Gardening With Tony
Does anyone really know what roots do? We know that they are important parts of almost all plants, that draw nutrients from soil and water, and that they provide structural support so that plants can stand upright. Yet, we really do not know all of what they they could be doing right now, underground, where no one can see them.
Big roots of big trees unfortunately sometimes cause big problems by displacing pavement and other features. They commonly displace pavement because they naturally disperse laterally just below the surface of the soil, and do the same directly below pavement as if it were the thin layer of soil that they require above. Roots of many trees are actually attracted to pavement because it is better insulated than some types of soil, and may even retain moisture better. As roots grow and expand, they displace the pavement above.
They do not displace retaining walls or foundations as commonly because they are not so tempted to go under them. When they do displace such features, it is usually because they disperse against them and displace them laterally.
Although often blamed for such problems, roots only rarely interfere with subterranean utilities like water pipes and sewer pipes. Most pipes are deep enough to avoid the majority of roots. However, very old sewer pipes of unsealed terracotta segments or unsealed iron can leak slightly but enough to attract and become invaded by roots. Also, some types of trees are notorious for invading septic systems.
Various types of root barriers limit lateral dispersion of roots and promote deeper dispersion to protect pavement and features at the surface of the soil. They are somewhat effective for certain types of trees that innately exhibit aggressive roots. Alternatively, trees that innately exhibit complaisant or deeply dispersed roots may be selected for situations in which aggressive roots would be a problem.
Roots that are already causing problems most often need to be severed. Unfortunately, severing substantial roots is very distressful to the affected trees, and can even be destabilizing. Trees with fibrous roots, like redwoods and crape myrtles, recover from minor root damage somewhat efficiently. Many other trees, like oaks and most maples, are very sensitive to such damage. If it becomes necessary to sever major roots or large portions of a root system, an arborist might determine that it would actually be more practical to remove the affected tree than to allow it to be destabilized or to deteriorate slowly before ultimately succumbing to damage.

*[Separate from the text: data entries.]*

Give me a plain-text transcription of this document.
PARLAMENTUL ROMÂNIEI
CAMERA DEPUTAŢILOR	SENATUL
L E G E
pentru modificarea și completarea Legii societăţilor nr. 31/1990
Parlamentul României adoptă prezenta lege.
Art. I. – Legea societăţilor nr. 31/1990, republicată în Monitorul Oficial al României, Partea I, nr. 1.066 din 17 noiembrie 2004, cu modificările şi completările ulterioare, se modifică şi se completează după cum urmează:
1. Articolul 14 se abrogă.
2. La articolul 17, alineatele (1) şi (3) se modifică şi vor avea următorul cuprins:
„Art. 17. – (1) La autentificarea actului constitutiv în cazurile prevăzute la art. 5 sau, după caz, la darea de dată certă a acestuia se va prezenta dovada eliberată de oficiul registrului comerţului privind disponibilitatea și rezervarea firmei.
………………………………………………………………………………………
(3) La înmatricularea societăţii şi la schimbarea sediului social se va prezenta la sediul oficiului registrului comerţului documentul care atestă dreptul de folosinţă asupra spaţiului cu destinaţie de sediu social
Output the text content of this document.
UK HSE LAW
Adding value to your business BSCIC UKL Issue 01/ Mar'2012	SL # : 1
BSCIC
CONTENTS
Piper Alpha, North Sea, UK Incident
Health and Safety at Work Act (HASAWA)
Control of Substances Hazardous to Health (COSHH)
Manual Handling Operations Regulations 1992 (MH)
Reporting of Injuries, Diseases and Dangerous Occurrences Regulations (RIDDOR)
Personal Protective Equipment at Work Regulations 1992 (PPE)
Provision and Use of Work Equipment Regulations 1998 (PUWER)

tree of the week: black walnut
Although native to Northern California and almost as far south as the south end of the San Joaquin Valley, most local black walnut trees, Juglans hinsdii, are secondary growth from the rootstock of what were once grafted English walnuts, or descendents of such trees. (English walnut trees are grafted onto black walnut understock.) However, the massive old trees that flank old roads between towns of the South and Central Coasts were planted as large shade trees nearly a century ago. They are now about sixty feet tall, with lofty broad canopies. Their foot long leaves are pinnately compound, with about eleven to nineteen slightly dentate leaflets that are about three or four inches long. The hard nuts and thick husks are far too messy for refined gardens. Foliage turns an appealing shade of yellow in autumn, but then stains pavement below like the nuts and husks do.
Native black walnut trees, Juglans californica, of the Santa Monica Mountains and the Hollywood Hills, gets only about half as tall and broad, typically with multiple trunks like really big shrubs.